From Schemas to Semantics: Embedding Business Logic in Data Architecture

The semantic layer starts with modeling business entities as logical tables in Snowflake. Each logical table represents a familiar concept, such as "Customer" or "Order," aligned with the underlying warehouse tables or views.

These tables include:

  • Facts: quantitative events, such as "order amount."
  • Dimensions: attributes such as "region" or "product type."
  • Time fields: date attributes, such as "purchase_date."

The real value comes from defining relationships at the model level. Joining "Customers" and "Orders" on "customer_id" enables clean analysis by segment without navigating raw schema complexity.

Query accuracy depends on Snowflake's Verified Query Repository (VQR). Business users ask questions in natural language ("Which customers had repeat orders last quarter?"). The repository stores validated SQL queries along with their intended meanings. Cortex Analyst utilizes these examples, along with our workflow logic, to accurately interpret new questions.

This structure gives precise control over business rules. Redefining an "active customer" or updating a lifetime value formula requires semantic adjustments, not code rewrites. Dashboards, analytics, and business rules stay synchronized across the organization.

Diagram showing components of a Semantic Model—Logical Table, Relationships, Verified Query Repository, and Custom Instructions—mapped to Dimension, Facts, Metrics, and Filter concepts.
Figure 2. Snowflake Semantic layer concepts

The Measurable Impact of Semantic Alignment

Post-deployment metrics confirmed the value. Previously, Cortex double-counted revenue when "invoiced" and "billed" appeared as synonyms in different tables. It inflated reports by combining "customer" and "contact" as separate entities, resulting in duplicated enterprise accounts.

After semantic alignment, hallucinations dropped by 70%. AI-generated accuracy rose to 92%.

The average time-to-insight decreased from 22 minutes to 5, and compute costs declined by nearly 50%.

Adoption followed quickly.

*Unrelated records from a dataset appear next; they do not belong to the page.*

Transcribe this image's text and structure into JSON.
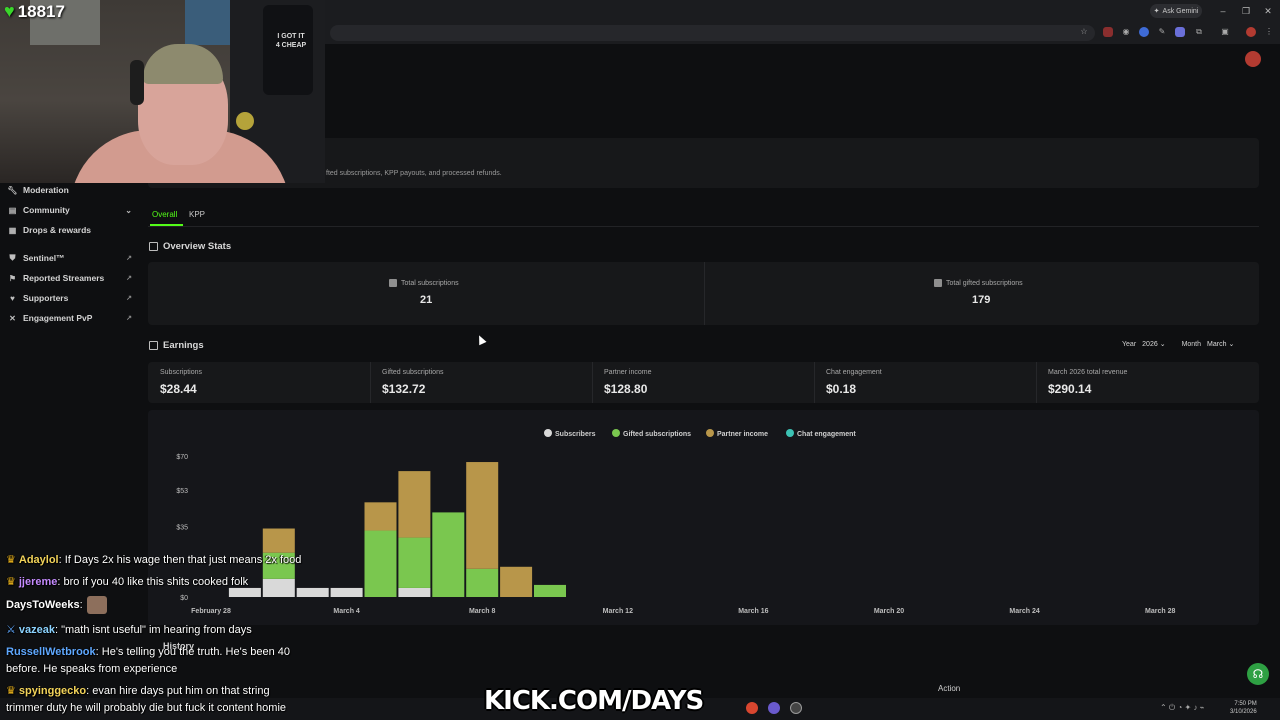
{
  "browser": {
    "ask_gemini": "Ask Gemini"
  },
  "overlay": {
    "sub_count": "18817",
    "banner": "KICK.COM/DAYS",
    "shirt_text": "I GOT IT 4 CHEAP"
  },
  "sidebar": {
    "items": [
      {
        "label": "Moderation",
        "icon": "wrench-icon"
      },
      {
        "label": "Community",
        "icon": "people-icon"
      },
      {
        "label": "Drops & rewards",
        "icon": "gift-icon"
      },
      {
        "label": "Sentinel™",
        "icon": "shield-icon"
      },
      {
        "label": "Reported Streamers",
        "icon": "flag-icon"
      },
      {
        "label": "Supporters",
        "icon": "heart-icon"
      },
      {
        "label": "Engagement PvP",
        "icon": "swords-icon"
      }
    ]
  },
  "header": {
    "info_text": "fted subscriptions, KPP payouts, and processed refunds."
  },
  "tabs": [
    "Overall",
    "KPP"
  ],
  "overview": {
    "title": "Overview Stats",
    "total_subscriptions_label": "Total subscriptions",
    "total_subscriptions": "21",
    "total_gifted_label": "Total gifted subscriptions",
    "total_gifted": "179"
  },
  "earnings": {
    "title": "Earnings",
    "year_label": "Year",
    "year_value": "2026",
    "month_label": "Month",
    "month_value": "March",
    "cells": [
      {
        "label": "Subscriptions",
        "value": "$28.44"
      },
      {
        "label": "Gifted subscriptions",
        "value": "$132.72"
      },
      {
        "label": "Partner income",
        "value": "$128.80"
      },
      {
        "label": "Chat engagement",
        "value": "$0.18"
      },
      {
        "label": "March 2026 total revenue",
        "value": "$290.14"
      }
    ]
  },
  "colors": {
    "accent": "#53fc18",
    "subscribers": "#d9d9d9",
    "gifted": "#7ac74f",
    "partner": "#b8964a",
    "chat": "#3cc2b4"
  },
  "chart_data": {
    "type": "bar",
    "stacked": true,
    "legend_position": "top-center",
    "y_ticks": [
      "$70",
      "$53",
      "$35",
      "$0"
    ],
    "ylim": [
      0,
      70
    ],
    "x_tick_labels": [
      "February 28",
      "March 4",
      "March 8",
      "March 12",
      "March 16",
      "March 20",
      "March 24",
      "March 28"
    ],
    "categories": [
      "Feb 28",
      "Mar 1",
      "Mar 2",
      "Mar 3",
      "Mar 4",
      "Mar 5",
      "Mar 6",
      "Mar 7",
      "Mar 8",
      "Mar 9",
      "Mar 10"
    ],
    "series": [
      {
        "name": "Subscribers",
        "values": [
          0,
          4.5,
          9,
          4.5,
          4.5,
          0,
          4.5,
          0,
          0,
          0,
          0
        ]
      },
      {
        "name": "Gifted subscriptions",
        "values": [
          0,
          0,
          13,
          0,
          0,
          33,
          25,
          42,
          14,
          0,
          6
        ]
      },
      {
        "name": "Partner income",
        "values": [
          0,
          0,
          12,
          0,
          0,
          14,
          33,
          0,
          53,
          15,
          0
        ]
      },
      {
        "name": "Chat engagement",
        "values": [
          0,
          0,
          0,
          0,
          0,
          0,
          0,
          0,
          0,
          0,
          0
        ]
      }
    ]
  },
  "history": {
    "title": "History",
    "action_label": "Action"
  },
  "chat": [
    {
      "badge": "crown",
      "user": "Adaylol",
      "color": "#f2d35a",
      "text": ": If Days 2x his wage then that just means 2x food"
    },
    {
      "badge": "crown",
      "user": "jjereme",
      "color": "#c58bff",
      "text": ": bro if you 40 like this shits cooked folk"
    },
    {
      "badge": "",
      "user": "DaysToWeeks",
      "color": "#ffffff",
      "text": ":"
    },
    {
      "badge": "sword",
      "user": "vazeak",
      "color": "#8cd3ff",
      "text": ": \"math isnt useful\" im hearing from days"
    },
    {
      "badge": "",
      "user": "RussellWetbrook",
      "color": "#5fa8ff",
      "text": ": He's telling you the truth. He's been 40"
    },
    {
      "badge": "",
      "user": "",
      "color": "#ffffff",
      "text": "before. He speaks from experience"
    },
    {
      "badge": "crown",
      "user": "spyinggecko",
      "color": "#f2d35a",
      "text": ": evan hire days put him on that string"
    },
    {
      "badge": "",
      "user": "",
      "color": "#ffffff",
      "text": "trimmer duty he will probably die but fuck it content homie"
    }
  ],
  "taskbar": {
    "time": "7:50 PM",
    "date": "3/10/2026"
  }
}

Self-service analytics now outpaces analyst-built reports by a factor of four to one. Business users can access insights directly, without additional developer support. Help desk tickets decreased by 30%, freeing up two full-time employees for strategic projects. Finance closed Q2 books two days early - possible only because the data was finally consistent, accurate, and aligned with business meaning.

Involving business users in semantic workshops from the start was key. In future projects, we'll prioritize early user training to accelerate adoption and build long-term trust.

Getting Started: A Practical Framework

Semantic models act as circuit breakers for AI errors. To implement one effectively:

  1. Pick one critical metric. Start with something painful when it's wrong—ours was revenue recognition.
  2. Run a synonym audit. Gather cross-functional teams. List every term used for that metric—ticket, case, service request. Group duplicates, note conflicts, and build a provisional dictionary.
  3. Build feedback loops. Implement user voting for AI results, maintain a verified query repository, and regularly review changes.
  4. Iterate weekly. Replay real queries and patch issues the same day. Progress beats perfection.
  5. Share wins. Publish before-and-after accuracy charts. Nothing drives adoption like visible improvement.

When business meaning takes precedence, dashboards, AI models, and compliance align naturally. Your data already contains the answers—shared language ensures AI interprets them correctly. The choice is simple: build semantic foundations now or keep debugging hallucinations. Enterprise AI doesn't just need powerful models; it requires a shared language that both humans and machines can understand.